Hawk was the next to be pulled away, and his screams were as heartbreaking as Imara’s. Christian sat next to Gemma on the floor, his handin hers, and she leaned against him for both physical and emotional support.
She had already been exhausted before entering the simulation; now, she was languid. Her bones still vibrated from the volts of electricity that had pierced her, and each of Hawk’s screams worsened the pounding in her skull.
She tried focusing on the rhythmic rise and fall of Christian’s chest as he breathed, distracting her mind from wandering listlessly.
“Another useless one.” The interrogator sighed. “Bring me the last boy.”
Gemma tensed, her grip tightening on Christian’s hand. After all he’d been through, all that he’d seen, she couldn’t let him sit in that chair.
She tried to cling to his arm as he rose to his feet, but he gently pried her fingers away and steadied her when she almost toppled over, still weak from her own experience.
“I’ll be fine.” He brushed her jaw with his thumb. “I’ll see you in a bit.”
Gemma sagged back against the wall of the cell, tucking her knees close to her chest. A hiss, and Gemma knew the gas had been forced into Christian’s mask. She held her breath, squeezing her eyes shut.
“What is the code to your bomb sequence?” the interrogator demanded.
Christian’s cry of pain was a dagger to Gemma’s soul.
She clamped her hands over her ears, dropped her forehead to her knees, and silently screamed for him within her own head. Minutes, seconds, hours passed, and the veins in Gemma’s neck felt like they were going to explode.

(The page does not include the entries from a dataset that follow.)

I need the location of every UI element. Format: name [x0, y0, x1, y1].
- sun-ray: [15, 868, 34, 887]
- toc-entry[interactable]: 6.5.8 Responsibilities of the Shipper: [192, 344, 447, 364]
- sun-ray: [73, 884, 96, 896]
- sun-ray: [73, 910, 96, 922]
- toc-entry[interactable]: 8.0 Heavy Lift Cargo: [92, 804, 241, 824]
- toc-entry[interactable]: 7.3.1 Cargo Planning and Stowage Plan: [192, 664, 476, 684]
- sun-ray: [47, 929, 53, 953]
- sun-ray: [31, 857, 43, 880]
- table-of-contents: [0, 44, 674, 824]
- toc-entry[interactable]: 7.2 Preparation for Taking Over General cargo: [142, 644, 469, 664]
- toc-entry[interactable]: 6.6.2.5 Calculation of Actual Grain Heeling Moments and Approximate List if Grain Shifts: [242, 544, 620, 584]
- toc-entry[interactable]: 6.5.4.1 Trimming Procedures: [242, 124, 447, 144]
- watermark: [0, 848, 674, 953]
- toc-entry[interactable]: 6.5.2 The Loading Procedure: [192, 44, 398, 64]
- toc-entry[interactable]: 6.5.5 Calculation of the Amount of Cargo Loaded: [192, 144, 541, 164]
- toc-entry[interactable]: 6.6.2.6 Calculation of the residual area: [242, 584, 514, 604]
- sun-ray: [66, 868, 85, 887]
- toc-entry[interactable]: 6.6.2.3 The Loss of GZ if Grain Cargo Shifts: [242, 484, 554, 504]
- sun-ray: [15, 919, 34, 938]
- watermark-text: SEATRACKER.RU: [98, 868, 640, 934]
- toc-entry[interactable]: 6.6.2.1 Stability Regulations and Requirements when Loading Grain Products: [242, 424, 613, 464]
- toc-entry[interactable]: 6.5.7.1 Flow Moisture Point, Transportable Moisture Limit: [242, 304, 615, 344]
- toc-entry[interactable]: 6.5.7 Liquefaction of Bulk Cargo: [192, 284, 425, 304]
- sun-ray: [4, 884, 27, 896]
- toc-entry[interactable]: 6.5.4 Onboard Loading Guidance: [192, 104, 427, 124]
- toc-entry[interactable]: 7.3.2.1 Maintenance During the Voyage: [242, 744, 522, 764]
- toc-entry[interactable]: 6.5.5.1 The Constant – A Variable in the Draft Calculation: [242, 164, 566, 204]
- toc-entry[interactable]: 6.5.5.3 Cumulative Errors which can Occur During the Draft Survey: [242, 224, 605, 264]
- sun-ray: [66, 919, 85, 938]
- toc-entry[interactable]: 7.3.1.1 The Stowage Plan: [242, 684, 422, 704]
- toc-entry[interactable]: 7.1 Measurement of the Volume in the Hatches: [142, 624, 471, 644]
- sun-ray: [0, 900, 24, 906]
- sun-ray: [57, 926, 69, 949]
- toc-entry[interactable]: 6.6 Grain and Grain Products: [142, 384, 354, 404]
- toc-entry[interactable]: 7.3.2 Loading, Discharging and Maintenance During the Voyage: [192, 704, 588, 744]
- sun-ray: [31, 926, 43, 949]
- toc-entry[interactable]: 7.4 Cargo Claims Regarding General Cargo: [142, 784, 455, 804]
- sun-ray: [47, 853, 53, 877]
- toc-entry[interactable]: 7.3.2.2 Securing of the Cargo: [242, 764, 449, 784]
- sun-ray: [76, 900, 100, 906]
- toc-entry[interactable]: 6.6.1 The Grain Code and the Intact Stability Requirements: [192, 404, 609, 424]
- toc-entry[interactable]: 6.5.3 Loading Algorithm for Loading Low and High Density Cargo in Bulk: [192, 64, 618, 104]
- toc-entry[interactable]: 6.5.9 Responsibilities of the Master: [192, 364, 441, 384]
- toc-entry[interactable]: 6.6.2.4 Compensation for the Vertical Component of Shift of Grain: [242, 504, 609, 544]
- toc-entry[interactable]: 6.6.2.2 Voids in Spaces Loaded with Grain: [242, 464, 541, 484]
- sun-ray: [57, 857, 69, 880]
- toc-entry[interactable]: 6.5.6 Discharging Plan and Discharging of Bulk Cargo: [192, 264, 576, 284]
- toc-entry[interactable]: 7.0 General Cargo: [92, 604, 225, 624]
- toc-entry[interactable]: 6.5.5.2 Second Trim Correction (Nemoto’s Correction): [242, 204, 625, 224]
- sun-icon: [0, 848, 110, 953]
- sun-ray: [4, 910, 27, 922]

Gentle hands caressed her forearms.
Gemma lifted her forehead off her knees. Imara was bent in front of her, a wave of satiny black hair cascading over her shoulder.
“It’s over,” she whispered. “Christian passed. They’re helping him back to the cell.”
Imara assisted Gemma to her feet as Hawk guided Christian against a wall of their glass box. Gemma tried to work her way over to him, but her stiff legs protested, and before she could get very far, the high-pitched whistle shrieked in Gemma’s ear.